L'effet fut immédiat mais d'une étrange docilité, lui permettant même d'adresser de réconfortantes paroles : « Tout se passe comme prévu. » Ces mots prononcés, un visqueux filet noir gicla de sa bouche pour se répandre en traînée obscure sur son menton. Il formait un abominable contraste avec ses joues pâles.

— Ça brûle, soupira-t-elle.

Sans frémir, elle leva à nouveau la tasse, et la décoction bordée d'or rejoignit les sombres fluides. Elle avala le tout à grandes goulées, n'autorisa pas même une moue de dégoût à perturber ses traits. Ce mouvement se répéta, gorgée après gorgée, jusqu'à ce que la tasse n'eût plus rien à bercer.

— Et maintenant ? demanda Cassien.

Par un élégant jeu de doigts, rachel retira les derniers filaments noirs du bas de son visage. Ils n'étaient que pellicule poussiéreuse que l'on souffle plus qu'on ne les ôte, insignifiants, passagers.
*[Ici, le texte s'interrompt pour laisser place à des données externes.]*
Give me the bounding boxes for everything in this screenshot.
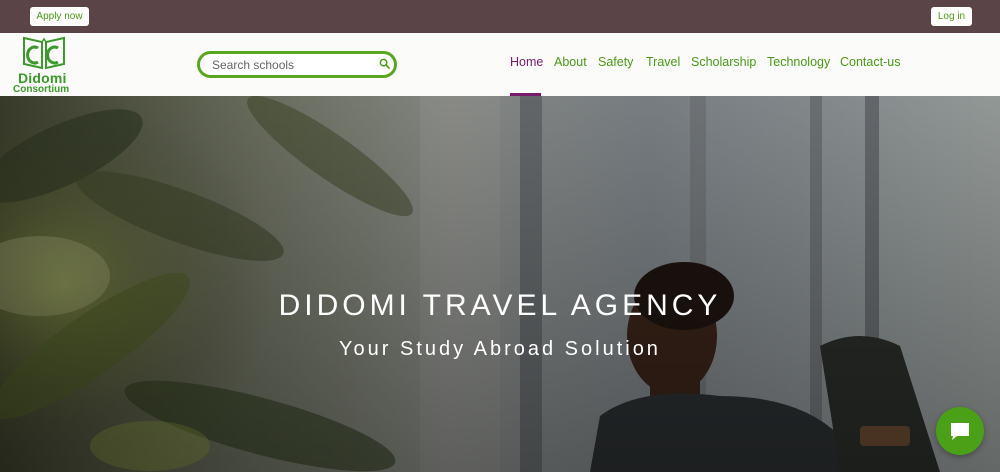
search-input[interactable] [212,56,372,74]
nav-item-travel[interactable]: Travel [646,55,680,69]
nav-item-safety[interactable]: Safety [598,55,633,69]
nav-item-scholarship[interactable]: Scholarship [691,55,756,69]
nav-item-home[interactable]: Home [510,55,543,69]
nav-item-contact-us[interactable]: Contact-us [840,55,900,69]
search-box [197,51,397,78]
main-navbar: Didomi Consortium Home About Safety Trav… [0,33,1000,96]
search-icon[interactable] [379,58,390,69]
chat-button[interactable] [936,407,984,455]
open-book-dc-logo-icon [23,36,65,70]
chat-bubble-icon [951,423,969,440]
logo-tagline: Consortium [13,84,70,95]
site-logo[interactable]: Didomi Consortium [10,33,80,95]
hero-banner: DIDOMI TRAVEL AGENCY Your Study Abroad S… [0,96,1000,472]
apply-now-button[interactable]: Apply now [30,7,89,26]
nav-item-technology[interactable]: Technology [767,55,830,69]
hero-background-image [0,96,1000,472]
hero-subtitle: Your Study Abroad Solution [339,338,661,360]
top-bar: Apply now Log in [0,0,1000,33]
hero-title: DIDOMI TRAVEL AGENCY [278,289,722,322]
login-button[interactable]: Log in [931,7,972,26]
nav-item-about[interactable]: About [554,55,587,69]
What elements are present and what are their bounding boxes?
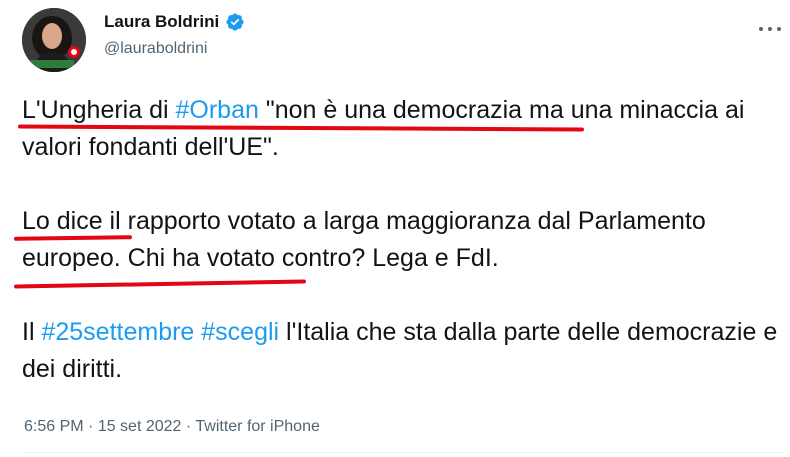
- tweet-time[interactable]: 6:56 PM: [24, 418, 84, 435]
- tweet-source[interactable]: Twitter for iPhone: [195, 418, 320, 435]
- author-handle[interactable]: @lauraboldrini: [104, 40, 207, 58]
- tweet-date[interactable]: 15 set 2022: [98, 418, 182, 435]
- meta-separator: ·: [83, 418, 98, 435]
- more-dot-icon: [777, 27, 781, 31]
- divider: [22, 452, 784, 453]
- tweet-paragraph-3: Il #25settembre #scegli l'Italia che sta…: [22, 314, 784, 388]
- author-name-text[interactable]: Laura Boldrini: [104, 12, 219, 32]
- more-dot-icon: [768, 27, 772, 31]
- tweet-text-segment: Lo dice il rapporto votato a larga maggi…: [22, 207, 706, 272]
- tweet-text: L'Ungheria di #Orban "non è una democraz…: [22, 92, 784, 388]
- profile-photo-icon: [22, 8, 86, 72]
- meta-separator: ·: [181, 418, 196, 435]
- hashtag-25settembre[interactable]: #25settembre: [41, 318, 194, 346]
- tweet-metadata: 6:56 PM · 15 set 2022 · Twitter for iPho…: [24, 418, 320, 436]
- hashtag-orban[interactable]: #Orban: [175, 96, 258, 124]
- tweet-text-segment: Il: [22, 318, 42, 346]
- more-dot-icon: [759, 27, 763, 31]
- author-name[interactable]: Laura Boldrini: [104, 12, 245, 32]
- hashtag-scegli[interactable]: #scegli: [201, 318, 279, 346]
- avatar[interactable]: [22, 8, 86, 72]
- verified-badge-icon: [226, 13, 244, 31]
- more-options-button[interactable]: [752, 14, 788, 44]
- tweet-paragraph-2: Lo dice il rapporto votato a larga maggi…: [22, 203, 784, 277]
- tweet-text-segment: L'Ungheria di: [22, 96, 176, 124]
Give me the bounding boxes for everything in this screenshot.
— Maintenant tu vas fermer les yeux et attendre que notre nuit disparaisse pour de bon. Le reste ne dépendra plus que de toi.

Lui ai dit que j'étais d'accord, lui ai juré que je ne pleurerai pas…

— Et tu ne le feras pas, compléta-t-elle pour lui.

Non, il tiendrait bon, pour elle. Pour elle sarcler son chagrin, même si son cœur broussailleux la pleurait encore trop : la plus rationnelle des réactions à adopter, si tant est que ce mot, cette rationalité, contînt encore un quelconque sens, quand tous les autres s'effondraient.
Résigné, mais il se permit tout de même de lui présenter une pudibonde requête :

— Peux poser ma tête sur ton épaule ?

Elle l'y invita d'un signe de la main. Il lova sa tempe dans le creux de son omoplate, à la jonction entre le trapèze et l'épaule. Position peu commode, mais grâce à elle put-il sentir, sous le mince épiderme, courir l'afflux sanguin à l'arrêt, le cœur mort battre à son oreille.

Les yeux clos, Cassien lui confia son plus grand doute :

— J'ai encore échoué ?

— Pas pour le moment, mais tu le sauras bien assez tôt.

Il ne s'écoula qu'une poignée de minutes, un moment suspendu au cours duquel ils attendirent baignés dans l'ondée pourpre de l'aube, que seul l'un d'entre eux aurait la chance de voir s'épanouir en jour vigoureux. La voix de rachel, plus douce, plus faible à chaque seconde, accompagnait l'éveil du maître des cieux.

— Je les vois, ils sont à nos portes…

Un soupir sans air.

— … les centaines de soleils, les milliers de dieux… Ils viennent pour moi.

Cassien préféra garder ses paupières baissées. Ainsi, il se laissa consoler par le murmure de ses derniers mots :

— Pour m'évader enfin.

Sous sa tête, il perçut la corrosion de l'épiderme consumé dans la lumière. Vint le tour de la chair malade, que l'aurore emporta comme le vent avec un bouquet de pollens ; et les os, rendus à la poussière astrale à laquelle ils appartenaient. Bien vite, ne resta contre sa joue que la morne caresse d'un parfum d'amande.